Following the collapse of the Soviet empire, a renegade Russian general commandeers a deadly satellite; in order to stop him, James Bond must go up against a fellow MI6 spy - who's also licensed to kill. After a six-year hiatus, the world's most famous secret agent returned to the screen in this successful reboot of the franchise for the 1990s. GOLDENEYE introduces a new Bond (Pierce Brosnan), a new M (Judi Dench), a new Miss Moneypenny (Samantha Bond) and even a new car (a souped-up BMW replaces the trusty Aston-Martin). And though it's also the first of the series to utilize CGI effects, the film has plenty of good old-fashioned stunt work, including a breathtaking opening bungee jump and a chase sequence with 007 behind the wheel of a tank!


LICENCE TO KILL
1989, Park Circus/MGM, 133 min, UK, Dir: John Glen

On his way to CIA friend Felix Leiter's wedding, James Bond is pulled into a mission that leaves Leiter injured and his bride dead. Bond vows revenge on the drug lord responsible, tracking him to Central America even after M has revoked his license to kill. One of the darker and more violent entries in the series, this film was the last with Timothy Dalton as Agent 007. It also was the last produced by franchise co-creator Albert “Cubby” Broccoli (though he would later consult on GOLDENEYE), and the final Bond film from screenwriter Richard Maibaum and title designer Maurice Binder. With Carey Lowell, Robert Davi, Wayne Newton (as a televangelist) and a young Benicio Del Toro.


THE LIVING DAYLIGHTS
1987, Park Circus/MGM, 130 min, UK, Dir: John Glen

James Bond (Timothy Dalton) first encounters the lovely Kara Milovy (Maryam d'Abo) at a concert hall in Bratislava. Bond is there to bring a KGB defector back to Britain while she is there to play the cello - or so it initially appears.
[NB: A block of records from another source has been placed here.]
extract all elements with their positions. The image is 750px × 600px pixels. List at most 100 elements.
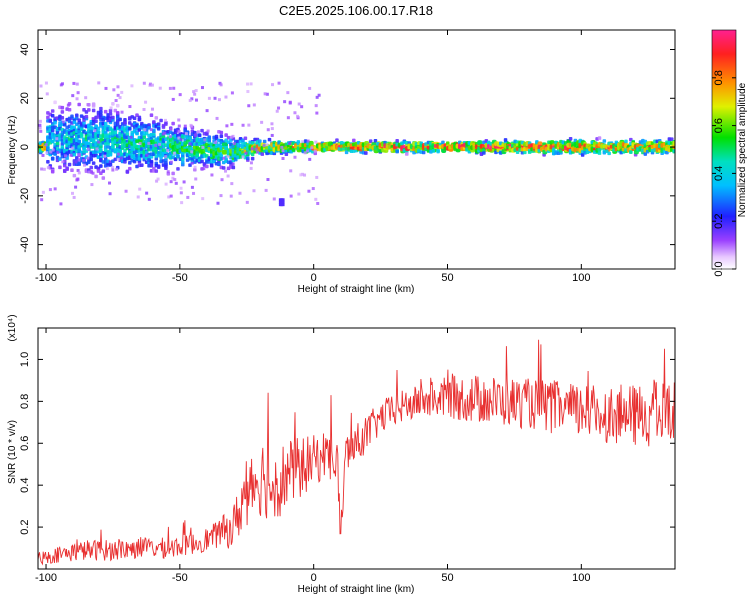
spectrogram-cell <box>103 154 107 158</box>
spectrogram-cell <box>431 149 436 153</box>
spectrogram-cell <box>91 104 96 108</box>
spectrogram-cell <box>114 99 118 103</box>
spectrogram-cell <box>103 121 108 126</box>
spectrogram-cell <box>167 195 171 199</box>
spectrogram-cell <box>135 131 139 136</box>
spectrogram-cell <box>145 191 149 195</box>
spectrogram-cell <box>152 128 156 133</box>
spectrogram-cell <box>69 153 73 157</box>
spectrogram-cell <box>224 169 228 173</box>
spectrogram-cell <box>39 129 43 133</box>
spectrogram-cell <box>154 143 158 147</box>
spectrogram-cell <box>200 128 204 133</box>
spectrogram-cell <box>308 157 312 161</box>
spectrogram-cell <box>405 152 409 156</box>
spectrogram-x-tick-label: 0 <box>311 272 317 284</box>
spectrogram-cell <box>128 105 132 109</box>
spectrogram-x-tick-label: 50 <box>441 272 453 284</box>
spectrogram-cell <box>72 81 76 85</box>
spectrogram-cell <box>163 131 167 135</box>
snr-series-line <box>38 339 675 566</box>
colorbar-label: Normalized spectral amplitude <box>737 82 748 217</box>
spectrogram-cell <box>55 137 59 141</box>
spectrogram-cell <box>241 155 245 159</box>
spectrogram-cell <box>120 110 124 114</box>
spectrogram-cell <box>140 163 144 167</box>
spectrogram-cell <box>176 167 180 171</box>
spectrogram-cell <box>281 149 285 153</box>
spectrogram-cell <box>256 150 260 154</box>
spectrogram-cell <box>41 190 45 194</box>
spectrogram-cell <box>214 134 219 139</box>
spectrogram-cell <box>173 178 177 182</box>
spectrogram-cell <box>314 140 318 144</box>
spectrogram-cell <box>168 86 172 90</box>
spectrogram-cell <box>101 176 106 180</box>
spectrogram-cell <box>306 149 310 153</box>
spectrogram-cell <box>163 118 167 122</box>
spectrogram-cell <box>263 92 267 96</box>
spectrogram-cell <box>597 151 602 155</box>
spectrogram-cell <box>38 123 42 127</box>
spectrogram-cell <box>94 119 98 124</box>
snr-x-tick-label: 50 <box>441 572 453 584</box>
spectrogram-cell <box>82 158 86 162</box>
spectrogram-cell <box>197 133 202 138</box>
spectrogram-cell <box>352 138 356 143</box>
spectrogram-cell <box>181 160 185 165</box>
spectrogram-cell <box>61 160 65 164</box>
spectrogram-cell <box>149 113 154 118</box>
spectrogram-cell <box>169 127 173 131</box>
snr-y-tick-label: 0.4 <box>19 478 31 493</box>
spectrogram-cell <box>156 177 160 181</box>
spectrogram-cell <box>71 94 75 98</box>
spectrogram-cell <box>77 158 81 162</box>
spectrogram-cell <box>607 151 611 156</box>
spectrogram-cell <box>154 116 159 120</box>
spectrogram-cell <box>270 133 274 137</box>
spectrogram-cell <box>138 141 142 145</box>
spectrogram-cell <box>306 139 310 143</box>
spectrogram-cell <box>148 82 152 86</box>
spectrogram-cell <box>142 107 146 111</box>
spectrogram-cell <box>72 195 76 199</box>
spectrogram-cell <box>154 169 159 173</box>
spectrogram-cell <box>90 183 94 187</box>
spectrogram-cell <box>395 139 399 143</box>
spectrogram-cell <box>222 156 226 160</box>
spectrogram-cell <box>190 185 194 189</box>
spectrogram-cell <box>58 165 62 170</box>
spectrogram-cell <box>46 146 50 150</box>
spectrogram-cell <box>53 121 57 125</box>
spectrogram-cell <box>215 116 219 120</box>
spectrogram-cell <box>116 85 120 89</box>
spectrogram-cell <box>77 139 81 144</box>
spectrogram-cell <box>183 124 187 128</box>
spectrogram-cell <box>249 161 253 165</box>
spectrogram-cell <box>70 168 74 173</box>
snr-frame <box>37 327 676 570</box>
spectrogram-cell <box>103 130 108 135</box>
spectrogram-cell <box>503 138 508 142</box>
spectrogram-y-tick-label: 0 <box>19 144 31 150</box>
spectrogram-cell <box>63 154 67 158</box>
spectrogram-cell <box>314 197 318 201</box>
spectrogram-cell <box>177 136 181 140</box>
spectrogram-cell <box>254 147 258 151</box>
spectrogram-cell <box>266 178 270 182</box>
spectrogram-cell <box>247 104 251 108</box>
spectrogram-cell <box>194 134 198 138</box>
spectrogram-cell <box>76 177 80 181</box>
spectrogram-cell <box>186 195 190 199</box>
spectrogram-cell <box>164 161 168 165</box>
spectrogram-cell <box>62 163 67 168</box>
spectrogram-cell <box>288 101 292 105</box>
spectrogram-cell <box>247 123 251 127</box>
spectrogram-cell <box>53 100 57 105</box>
spectrogram-cell <box>174 181 178 185</box>
spectrogram-cell <box>265 92 269 96</box>
spectrogram-cell <box>118 96 122 100</box>
spectrogram-cell <box>217 98 221 102</box>
spectrogram-cell <box>672 149 675 153</box>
The KGB general, too, is not what he seems, and 007 soon finds himself entangled in assassinations, arms deals and Afghanistan's mujahideen in this gritty Cold War thriller. Dalton's first film as the oft-shaken-but-never-stirred spy, THE LIVING DAYLIGHTS also served as the swan song for longtime Bond composer John Barry. With Joe Don Baker and John Rhys-Davies.